Visual Prosthetics Bioengineering
Dr. Nigel Lovell, Professor of Biomedical Engineering, University of New South Wales, discusses his work in the design of visual prosthetics devices, the challenges of the field, and the outlook for commercialization of these devices.
IEEEtv: Please describe your field of research.
Dr. Lovell In the past twenty years at biomedical engineering at the University of New South Wales, we’ve been designing technologies for managing disease and wellness. So, appropriate technologies to allow people to age in place, as well as that, we’ve been designing bionics; implantable bionics to help relieve people who have sensory loss. Specifically, we’ve been designing devices for visual impairment, so, people with profound visual loss; we’ve been making a retinal prosthesis, which is a device that is placed inside the eye to help restore a sense of vision in these patients.
IEEEtv: What are the key challenges in the field of visual prosthetics?
Dr. Lovell In the visual prosthesis field, the biggest challenge is that of the interface. There are numerous interfaces when you place a piece of technology inside the body. There’s the device interface, you have to power the device, you have to communicate with the device. There’s a materials interface. You have to put this device in the body safely, and that means you have to look at the biocompatibility of the actual materials you put into the body. Most importantly, there’s the neural interface, so, that’s how you connect the neurons in the eye, the retinal cells, with the electrodes you need to pass current through to actually stimulate those neurons.

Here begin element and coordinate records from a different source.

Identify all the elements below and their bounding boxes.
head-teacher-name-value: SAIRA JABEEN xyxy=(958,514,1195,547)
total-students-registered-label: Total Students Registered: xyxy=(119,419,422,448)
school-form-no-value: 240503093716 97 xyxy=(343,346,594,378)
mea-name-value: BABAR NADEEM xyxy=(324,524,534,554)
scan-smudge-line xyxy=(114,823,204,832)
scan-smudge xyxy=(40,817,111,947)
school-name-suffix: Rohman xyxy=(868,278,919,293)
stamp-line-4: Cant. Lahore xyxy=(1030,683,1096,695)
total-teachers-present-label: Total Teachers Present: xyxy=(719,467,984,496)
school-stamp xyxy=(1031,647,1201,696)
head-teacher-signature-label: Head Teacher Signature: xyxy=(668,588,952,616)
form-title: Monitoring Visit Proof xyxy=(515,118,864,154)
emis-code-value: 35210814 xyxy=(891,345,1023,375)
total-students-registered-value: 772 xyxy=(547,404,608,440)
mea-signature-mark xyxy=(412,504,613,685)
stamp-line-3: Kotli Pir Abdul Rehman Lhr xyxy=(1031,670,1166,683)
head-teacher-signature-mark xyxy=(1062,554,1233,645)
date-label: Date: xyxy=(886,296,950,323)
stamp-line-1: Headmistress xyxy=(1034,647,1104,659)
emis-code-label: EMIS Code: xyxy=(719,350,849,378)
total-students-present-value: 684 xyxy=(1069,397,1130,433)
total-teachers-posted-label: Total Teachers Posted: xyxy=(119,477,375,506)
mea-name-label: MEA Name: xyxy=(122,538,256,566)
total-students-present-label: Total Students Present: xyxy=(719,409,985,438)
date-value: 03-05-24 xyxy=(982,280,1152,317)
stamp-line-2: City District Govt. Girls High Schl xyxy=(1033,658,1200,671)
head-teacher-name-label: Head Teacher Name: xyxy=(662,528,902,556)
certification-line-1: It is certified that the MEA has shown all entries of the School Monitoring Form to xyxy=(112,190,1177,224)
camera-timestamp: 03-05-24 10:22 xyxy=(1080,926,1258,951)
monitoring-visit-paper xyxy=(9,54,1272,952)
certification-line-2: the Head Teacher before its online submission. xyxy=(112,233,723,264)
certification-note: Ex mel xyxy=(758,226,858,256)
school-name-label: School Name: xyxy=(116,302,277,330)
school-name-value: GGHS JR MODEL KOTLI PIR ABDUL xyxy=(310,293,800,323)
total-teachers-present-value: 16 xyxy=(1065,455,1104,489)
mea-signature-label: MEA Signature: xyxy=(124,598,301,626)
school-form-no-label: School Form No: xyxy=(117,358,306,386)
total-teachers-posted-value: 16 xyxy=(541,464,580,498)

So, if you look through history at similar sensory prosthesis, for instance, the cochlear device; thirty years ago they started out with a device that had about twenty electrodes that was placed inside the cochlea to restore some sense of hearing to people with profound hearing loss. Thirty years on, they still have a device with twenty-or-so electrodes because it’s very, very difficult to create the technologies to place safely inside the body to increase the electrode count; even though we are fairly sure that if you increased the electrode count you would have a much better sensation of hearing. It’s a similar thing with visual prosthesis. We can make a device, with our current technology, with about one hundred electrodes. And we need disruptive technologies, new technologies, to scale that up to thousands of electrons. There are a few experimental devices that groups around the world have used and produced, but the reality is that those devices will not last the lifetime of a patient. So, they’ll work for a little while, but they won’t work for five years, or ten years. So there is one of the big challenges.
IEEEtv: What is the time frame for commercialization of new developments in your field?

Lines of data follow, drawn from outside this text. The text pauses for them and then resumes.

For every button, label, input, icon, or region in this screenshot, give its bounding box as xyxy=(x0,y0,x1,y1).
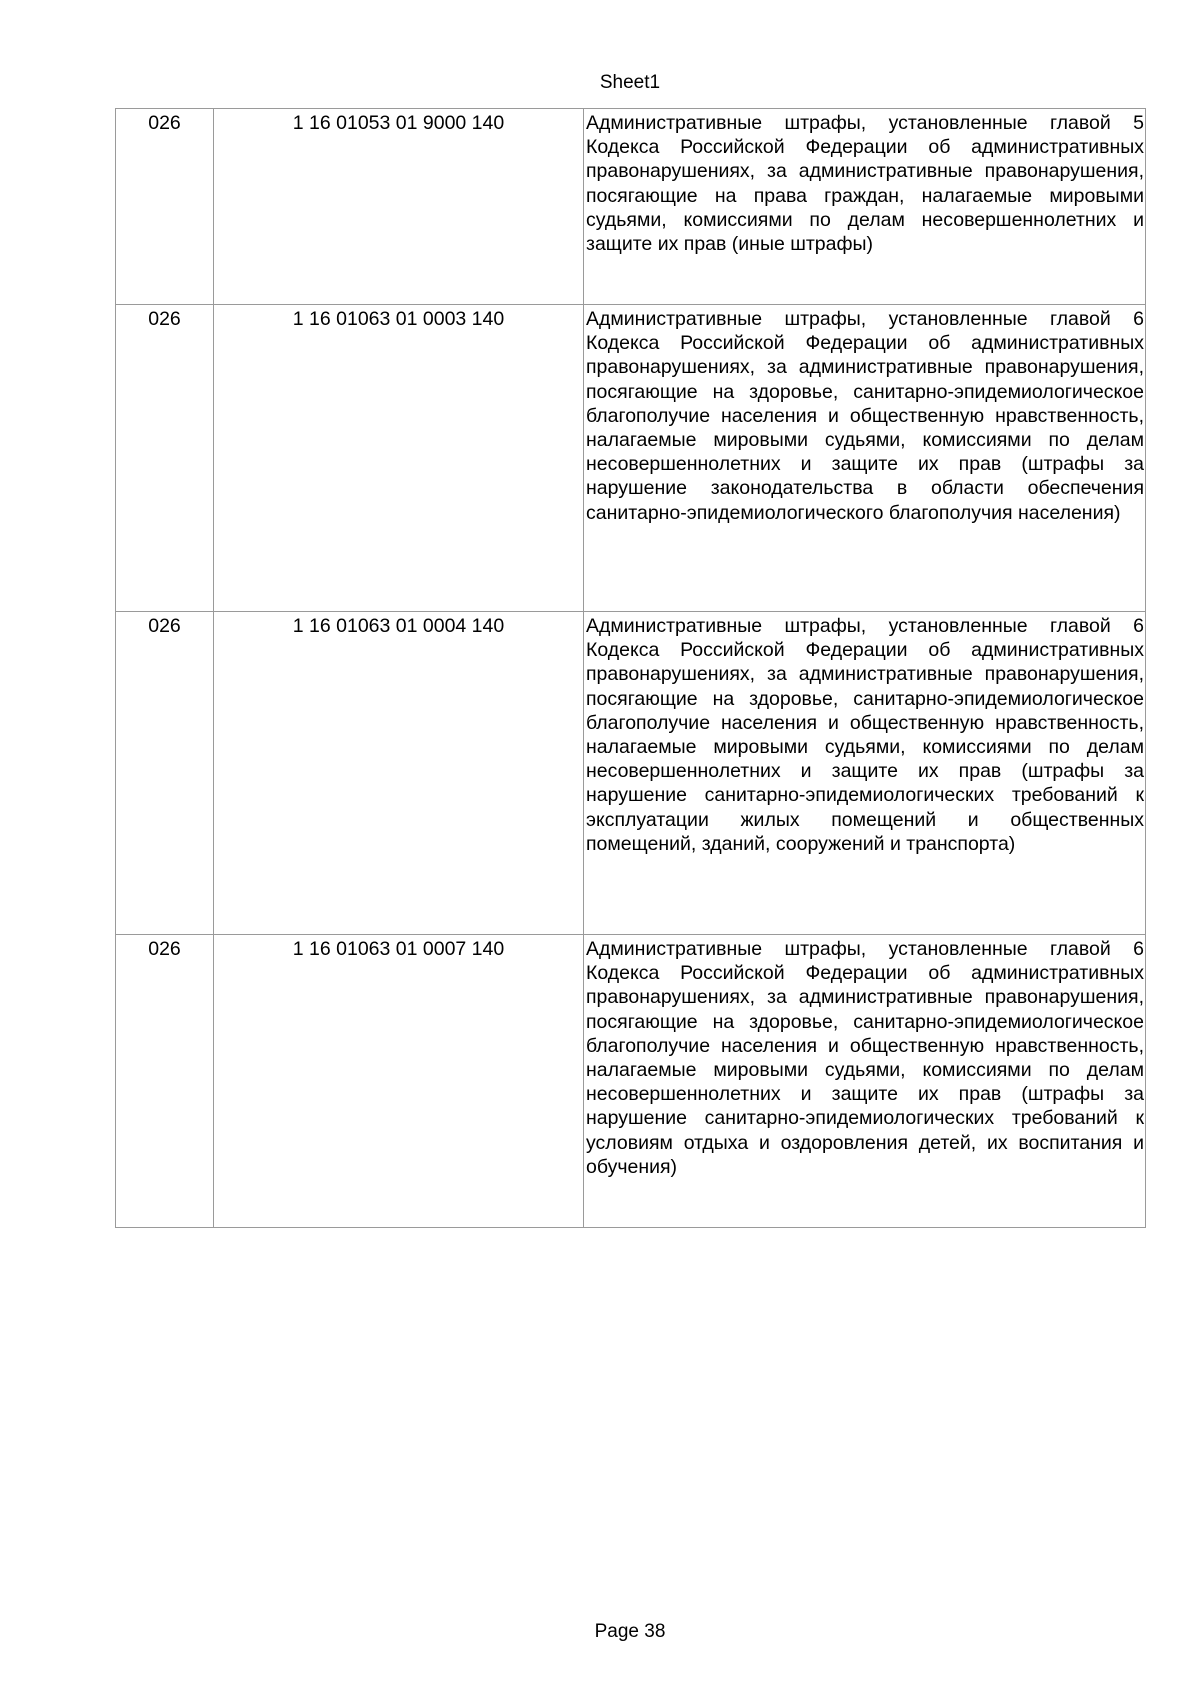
sheet-name: Sheet1 xyxy=(599,72,661,93)
admin-code-cell: 026 xyxy=(116,305,214,612)
table-row xyxy=(116,612,1146,935)
budget-classification-table xyxy=(115,108,1146,1228)
admin-code-cell: 026 xyxy=(116,612,214,935)
table-row xyxy=(116,305,1146,612)
table-row xyxy=(116,109,1146,305)
description-cell: Административные штрафы, установленные главой 6 Кодекса Российской Федерации об административных правонарушениях, за административные правонарушения, посягающие на здоровье, санитарно-эпидемиологическое благополучие населения и общественную нравственность, налагаемые мировыми судьями, комиссиями по делам несовершеннолетних и защите их прав (штрафы за нарушение законодательства в области обеспечения санитарно-эпидемиологического благополучия населения) xyxy=(584,305,1146,612)
admin-code-cell: 026 xyxy=(116,109,214,305)
description-cell: Административные штрафы, установленные главой 6 Кодекса Российской Федерации об административных правонарушениях, за административные правонарушения, посягающие на здоровье, санитарно-эпидемиологическое благополучие населения и общественную нравственность, налагаемые мировыми судьями, комиссиями по делам несовершеннолетних и защите их прав (штрафы за нарушение санитарно-эпидемиологических требований к условиям отдыха и оздоровления детей, их воспитания и обучения) xyxy=(584,935,1146,1228)
kbk-code-cell: 1 16 01063 01 0004 140 xyxy=(214,612,584,935)
description-cell: Административные штрафы, установленные главой 6 Кодекса Российской Федерации об административных правонарушениях, за административные правонарушения, посягающие на здоровье, санитарно-эпидемиологическое благополучие населения и общественную нравственность, налагаемые мировыми судьями, комиссиями по делам несовершеннолетних и защите их прав (штрафы за нарушение санитарно-эпидемиологических требований к эксплуатации жилых помещений и общественных помещений, зданий, сооружений и транспорта) xyxy=(584,612,1146,935)
admin-code-cell: 026 xyxy=(116,935,214,1228)
page-number: Page 38 xyxy=(594,1621,666,1642)
kbk-code-cell: 1 16 01063 01 0003 140 xyxy=(214,305,584,612)
kbk-code-cell: 1 16 01053 01 9000 140 xyxy=(214,109,584,305)
kbk-code-cell: 1 16 01063 01 0007 140 xyxy=(214,935,584,1228)
table-row xyxy=(116,935,1146,1228)
description-cell: Административные штрафы, установленные главой 5 Кодекса Российской Федерации об административных правонарушениях, за административные правонарушения, посягающие на права граждан, налагаемые мировыми судьями, комиссиями по делам несовершеннолетних и защите их прав (иные штрафы) xyxy=(584,109,1146,305)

Dr. Lovell The time frame for commercialization is very long in the medical device industry. It depends, very much, on the mind-set of the groups doing the research. Our philosophy, in biomedical engineering at the University of New South Wales, has always been to use materials and approaches that have a proven history of implant inside the body. That means we don’t have to create a whole lot of new evidence to show the safety and efficacy of those materials and certain devices, because we’re very focused on making sure that every one of our technologies make it into humans within the next five to ten years.